To the OP, I've priced out a few shortblocks, and they all seem to cost about the same, that being said, I would go with magnus, they seem to be pretty serious about the 4g63.

Assumption? Lets take a look.

Knocking = Spun bearing
Spun bearing = metal shavings
Metal shavings = gouged camshafts, crank, turbo journal, oil pump, etc, circulated all around the engine and through an oil cooler if you have one.

That's a pretty safe assumption.
 
Assumption? Lets take a look.

Knocking = Spun bearing
Spun bearing = metal shavings
Metal shavings = gouged camshafts, crank, turbo journal, oil pump, etc, circulated all around the engine and through an oil cooler if you have one.

That's a pretty safe assumption.

No, no it really is not. It's entirely possible that the bearing material didn't make it out of the bottom end, and I'm speaking from personal experience-are you?. The engine in my car spun a rod bearing, none of the material made it out of the oil pan, the pump had none in it, the oil galleys had none in them.
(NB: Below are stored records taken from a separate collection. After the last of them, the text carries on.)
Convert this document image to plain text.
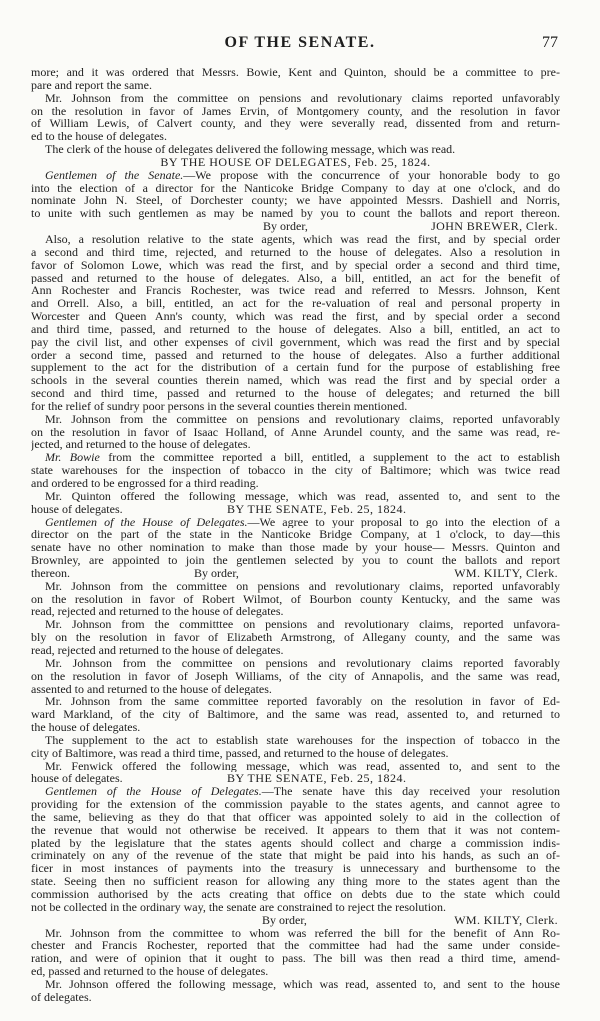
OF THE SENATE.	77
more; and it was ordered that Messrs. Bowie, Kent and Quinton, should be a committee to pre-
pare and report the same.
Mr. Johnson from the committee on pensions and revolutionary claims reported unfavorably
on the resolution in favor of James Ervin, of Montgomery county, and the resolution in favor
of William Lewis, of Calvert county, and they were severally read, dissented from and return-
ed to the house of delegates.
The clerk of the house of delegates delivered the following message, which was read.
BY THE HOUSE OF DELEGATES, Feb. 25, 1824.
Gentlemen of the Senate.—We propose with the concurrence of your honorable body to go
into the election of a director for the Nanticoke Bridge Company to day at one o'clock, and do
nominate John N. Steel, of Dorchester county; we have appointed Messrs. Dashiell and Norris,
to unite with such gentlemen as may be named by you to count the ballots and report thereon.
By order,	JOHN BREWER, Clerk.
Also, a resolution relative to the state agents, which was read the first, and by special order
a second and third time, rejected, and returned to the house of delegates. Also a resolution in
favor of Solomon Lowe, which was read the first, and by special order a second and third time,
passed and returned to the house of delegates. Also, a bill, entitled, an act for the benefit of
Ann Rochester and Francis Rochester, was twice read and referred to Messrs. Johnson, Kent
and Orrell. Also, a bill, entitled, an act for the re-valuation of real and personal property in
Worcester and Queen Ann's county, which was read the first, and by special order a second
and third time, passed, and returned to the house of delegates. Also a bill, entitled, an act to
pay the civil list, and other expenses of civil government, which was read the first and by special
order a second time, passed and returned to the house of delegates. Also a further additional
supplement to the act for the distribution of a certain fund for the purpose of establishing free
schools in the several counties therein named, which was read the first and by special order a
second and third time, passed and returned to the house of delegates; and returned the bill
for the relief of sundry poor persons in the several counties therein mentioned.
Mr. Johnson from the committee on pensions and revolutionary claims, reported unfavorably
on the resolution in favor of Isaac Holland, of Anne Arundel county, and the same was read, re-
jected, and returned to the house of delegates.
Mr. Bowie from the committee reported a bill, entitled, a supplement to the act to establish
state warehouses for the inspection of tobacco in the city of Baltimore; which was twice read
and ordered to be engrossed for a third reading.
Mr. Quinton offered the following message, which was read, assented to, and sent to the
house of delegates.	BY THE SENATE, Feb. 25, 1824.
Gentlemen of the House of Delegates.—We agree to your proposal to go into the election of a
director on the part of the state in the Nanticoke Bridge Company, at 1 o'clock, to day—this
senate have no other nomination to make than those made by your house— Messrs. Quinton and
Brownley, are appointed to join the gentlemen selected by you to count the ballots and report
thereon.	By order,	WM. KILTY, Clerk.
Mr. Johnson from the committee on pensions and revolutionary claims, reported unfavorably
on the resolution in favor of Robert Wilmot, of Bourbon county Kentucky, and the same was
read, rejected and returned to the house of delegates.
Mr. Johnson from the committtee on pensions and revolutionary claims, reported unfavora-
bly on the resolution in favor of Elizabeth Armstrong, of Allegany county, and the same was
read, rejected and returned to the house of delegates.
Mr. Johnson from the committee on pensions and revolutionary claims reported favorably
on the resolution in favor of Joseph Williams, of the city of Annapolis, and the same was read,
assented to and returned to the house of delegates.
Mr. Johnson from the same committee reported favorably on the resolution in favor of Ed-
ward Markland, of the city of Baltimore, and the same was read, assented to, and returned to
the house of delegates.
The supplement to the act to establish state warehouses for the inspection of tobacco in the
city of Baltimore, was read a third time, passed, and returned to the house of delegates.
Mr. Fenwick offered the following message, which was read, assented to, and sent to the
house of delegates.	BY THE SENATE, Feb. 25, 1824.
Gentlemen of the House of Delegates.—The senate have this day received your resolution
providing for the extension of the commission payable to the states agents, and cannot agree to
the same, believing as they do that that officer was appointed solely to aid in the collection of
the revenue that would not otherwise be received. It appears to them that it was not contem-
plated by the legislature that the states agents should collect and charge a commission indis-
criminately on any of the revenue of the state that might be paid into his hands, as such an of-
ficer in most instances of payments into the treasury is unnecessary and burthensome to the
state. Seeing then no sufficient reason for allowing any thing more to the states agent than the
commission authorised by the acts creating that office on debts due to the state which could
not be collected in the ordinary way, the senate are constrained to reject the resolution.
By order,	WM. KILTY, Clerk.
Mr. Johnson from the committee to whom was referred the bill for the benefit of Ann Ro-
chester and Francis Rochester, reported that the committee had had the same under conside-
ration, and were of opinion that it ought to pass. The bill was then read a third time, amend-
ed, passed and returned to the house of delegates.
Mr. Johnson offered the following message, which was read, assented to, and sent to the house
of delegates.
But I guess I should just needlessly throw away the head and turbocharger which also had none in them. :rolleyes: The only things needed replaced were the rod due to heat fatigue, bearing on same said rod, and the main bearings. And if DSM cranks were machinable the crank would be ok to use with a turn down of the rod journal.


The proper thing to do is to tear the whole engine down, and go over anything that gets oil to it with a fine tooth comb to check for bearing material and or damage. And clean everything thoroughly as well.
 
I recently starved my engine of oil and still drove it a couple blocks while knocking. Fully rebuilt the bottom end myself, cleaned the head myself and my turbo and reused both. Haven't had a single issue. Don't throw away your head or turbo, just give them a good cleaning.